Rischiate che in via Bargoni si presenti qualcuno con i sigilli in mano?
«Sarebbe grottesco, ma certo tutto è possibile. Pure le guardie in redazione per chiuderci a forza».

Un piano pensato per mettervi a tacere?
«Non dico questo. Però è strana la spallata improvvisa. O quei tre semplicemente non sanno quel che fanno oppure è una prova di forza per costringerci a mettere mano ai licenziamenti. A questo punto, dobbiamo saltarli».

E in che modo?
«Rivolgendoci direttamente al ministero dell´Economia, al ministro Passera. Già domani forse avremo degli incontri. Rischiamo il paradosso di essere sopravvissuti all´era Berlusconi, al quale certo non dobbiamo dire grazie, e di morire al tempi dei Professori».

Però i vostri conti vanno male.
«Sì ma siamo in ripresa. 18 mila copie vendute, gli abbonamenti crescono, la rete di solidarietà resiste. L´altra sera a Perugia in poche ore abbiamo raccolto 3 mila euro. Lanceremo presto una sottoscrizione speciale».

E il finanziamento pubblico al vostro giornale, che è una cooperativa?
«Spero che finalmente qualcosa si muova, che il governo non tagli l´ossigeno, ma noi non possiamo toccare un euro. La gestione della cassa passa tutta quanta dai liquidatori, dalle penne agli stipendi».

Tagli?
«Siamo in 70, fra giornalisti e poligrafici. Un po´ troppi effettivamente, ma la riduzione è già prevista. Però valutando le singole situazioni personali, su base concordata, e con la cassa integrazione a rotazione per tutti. La crisi non è certo solo nostra, ma di tutta la stampa, e di quella di sinistra in particolare».

Non sarà colpa anche, come aveva suggerito pure la Rossanda, della vecchia etichetta "quotidiano comunista"?
«Rossana veramente non lo ha mai detto. La parola comunista non è un reperto archeologico, per me vale ancora come visione del mondo. Rimane uno strumento utile per tutta la sinistra. E Rossana, così come Luciana Castellina e tutto il gruppo dei fondatori del giornali, combatte strenuamente per la sopravvivenza del giornale».

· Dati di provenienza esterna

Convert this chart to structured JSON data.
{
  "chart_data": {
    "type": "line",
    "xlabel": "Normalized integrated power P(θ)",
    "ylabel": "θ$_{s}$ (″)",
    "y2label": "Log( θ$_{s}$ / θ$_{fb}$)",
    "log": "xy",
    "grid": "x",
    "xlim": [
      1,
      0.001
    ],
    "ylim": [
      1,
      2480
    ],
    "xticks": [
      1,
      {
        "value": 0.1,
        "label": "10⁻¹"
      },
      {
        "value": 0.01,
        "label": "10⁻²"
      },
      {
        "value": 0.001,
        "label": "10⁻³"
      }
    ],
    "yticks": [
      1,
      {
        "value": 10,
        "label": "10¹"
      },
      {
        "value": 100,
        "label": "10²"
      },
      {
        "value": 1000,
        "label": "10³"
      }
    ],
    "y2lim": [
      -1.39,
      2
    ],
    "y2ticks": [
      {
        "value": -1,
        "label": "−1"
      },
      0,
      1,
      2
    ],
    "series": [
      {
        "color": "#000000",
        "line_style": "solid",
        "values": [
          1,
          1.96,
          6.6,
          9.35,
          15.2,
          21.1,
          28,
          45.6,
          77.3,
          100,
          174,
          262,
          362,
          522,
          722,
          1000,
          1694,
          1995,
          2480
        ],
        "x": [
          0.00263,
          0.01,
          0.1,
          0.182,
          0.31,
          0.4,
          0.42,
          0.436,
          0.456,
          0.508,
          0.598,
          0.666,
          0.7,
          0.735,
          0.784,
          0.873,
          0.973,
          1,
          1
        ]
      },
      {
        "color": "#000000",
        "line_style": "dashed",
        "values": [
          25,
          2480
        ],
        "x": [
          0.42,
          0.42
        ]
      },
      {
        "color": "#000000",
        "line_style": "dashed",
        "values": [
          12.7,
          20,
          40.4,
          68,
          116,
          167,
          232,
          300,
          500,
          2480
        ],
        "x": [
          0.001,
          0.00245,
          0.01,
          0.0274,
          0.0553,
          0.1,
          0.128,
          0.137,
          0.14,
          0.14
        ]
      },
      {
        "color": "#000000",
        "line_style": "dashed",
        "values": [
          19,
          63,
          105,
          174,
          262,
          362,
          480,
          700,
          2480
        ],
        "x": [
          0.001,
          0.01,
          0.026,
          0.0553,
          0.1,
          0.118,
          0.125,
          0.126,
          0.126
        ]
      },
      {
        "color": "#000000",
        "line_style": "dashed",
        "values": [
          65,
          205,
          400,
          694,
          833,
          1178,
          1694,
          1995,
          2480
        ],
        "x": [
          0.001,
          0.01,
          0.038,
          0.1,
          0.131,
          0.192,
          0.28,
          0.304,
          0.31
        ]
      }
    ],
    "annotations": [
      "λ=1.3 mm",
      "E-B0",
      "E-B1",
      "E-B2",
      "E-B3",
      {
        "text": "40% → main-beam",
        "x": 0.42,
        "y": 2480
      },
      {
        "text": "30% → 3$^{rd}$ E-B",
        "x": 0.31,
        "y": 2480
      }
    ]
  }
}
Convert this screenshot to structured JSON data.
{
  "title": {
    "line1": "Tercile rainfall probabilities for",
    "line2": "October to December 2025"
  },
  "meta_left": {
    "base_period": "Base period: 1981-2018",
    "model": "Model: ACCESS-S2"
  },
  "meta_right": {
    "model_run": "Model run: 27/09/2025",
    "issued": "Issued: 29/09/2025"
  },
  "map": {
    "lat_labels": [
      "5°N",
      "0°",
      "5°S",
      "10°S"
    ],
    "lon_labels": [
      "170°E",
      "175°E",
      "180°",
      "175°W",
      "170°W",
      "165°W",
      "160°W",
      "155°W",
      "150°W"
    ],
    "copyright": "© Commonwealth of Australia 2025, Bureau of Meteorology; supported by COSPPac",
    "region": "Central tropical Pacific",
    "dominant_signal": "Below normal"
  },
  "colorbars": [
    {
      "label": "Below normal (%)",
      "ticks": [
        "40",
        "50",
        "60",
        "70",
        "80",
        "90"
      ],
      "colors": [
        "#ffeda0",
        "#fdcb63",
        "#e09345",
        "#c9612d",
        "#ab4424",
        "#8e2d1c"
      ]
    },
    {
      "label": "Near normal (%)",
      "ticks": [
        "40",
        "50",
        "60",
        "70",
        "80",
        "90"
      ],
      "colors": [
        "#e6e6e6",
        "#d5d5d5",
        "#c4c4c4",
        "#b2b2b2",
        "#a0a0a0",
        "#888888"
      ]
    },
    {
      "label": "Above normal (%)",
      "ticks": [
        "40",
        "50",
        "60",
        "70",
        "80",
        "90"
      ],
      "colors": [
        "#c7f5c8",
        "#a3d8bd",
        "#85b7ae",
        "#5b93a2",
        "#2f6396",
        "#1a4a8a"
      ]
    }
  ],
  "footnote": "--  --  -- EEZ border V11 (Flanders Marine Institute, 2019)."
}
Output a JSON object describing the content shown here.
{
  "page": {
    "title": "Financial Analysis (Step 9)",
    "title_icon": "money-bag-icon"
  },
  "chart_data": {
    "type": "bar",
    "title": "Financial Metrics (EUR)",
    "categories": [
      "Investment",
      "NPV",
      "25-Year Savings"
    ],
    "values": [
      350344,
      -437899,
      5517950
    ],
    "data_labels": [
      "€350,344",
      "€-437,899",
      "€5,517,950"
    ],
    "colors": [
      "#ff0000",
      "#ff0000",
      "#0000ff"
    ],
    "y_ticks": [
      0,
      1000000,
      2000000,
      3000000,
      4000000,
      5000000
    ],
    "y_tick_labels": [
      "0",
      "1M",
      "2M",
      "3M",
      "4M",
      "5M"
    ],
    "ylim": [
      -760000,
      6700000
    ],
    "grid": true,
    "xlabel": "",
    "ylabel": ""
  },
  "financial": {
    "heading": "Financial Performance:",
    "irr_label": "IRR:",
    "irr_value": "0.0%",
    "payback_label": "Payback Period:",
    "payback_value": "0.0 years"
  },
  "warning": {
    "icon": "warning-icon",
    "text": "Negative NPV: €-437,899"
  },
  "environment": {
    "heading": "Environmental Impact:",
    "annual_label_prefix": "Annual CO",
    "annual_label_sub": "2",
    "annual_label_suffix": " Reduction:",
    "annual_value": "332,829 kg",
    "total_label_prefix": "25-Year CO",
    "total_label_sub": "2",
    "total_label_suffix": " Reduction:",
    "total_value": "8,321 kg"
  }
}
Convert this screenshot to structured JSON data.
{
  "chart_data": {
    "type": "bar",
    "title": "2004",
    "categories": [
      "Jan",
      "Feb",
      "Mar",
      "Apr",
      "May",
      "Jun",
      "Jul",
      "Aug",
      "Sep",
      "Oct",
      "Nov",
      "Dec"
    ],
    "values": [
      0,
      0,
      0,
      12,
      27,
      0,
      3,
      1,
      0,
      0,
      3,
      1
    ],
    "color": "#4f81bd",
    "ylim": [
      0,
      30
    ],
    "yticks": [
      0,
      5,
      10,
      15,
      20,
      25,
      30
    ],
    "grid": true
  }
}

Insomma il logo "quotidiano comunista" resta al posto suo, non si tocca.
«Esatto. Non mi pare del resto che la sinistra riformista se la passi tanto bene. Da noi le amministrative consegnano un quadro piuttosto cupo, anche se Bersani dice il contrario. Certo, il Pdl è crollato ma il Pd non è mica andato tanto bene. In Francia, vince Hollande ma la sinistra complessivamente non va avanti e c´è il boom Le Pen. Clima simile in Germania».

C´è ancora più spazio per un giornale radical?
«Ora più che mai, in questa stagione del governissimo, con pochissime voci fuori dal coro. E se spengono anche quella del manifesto...».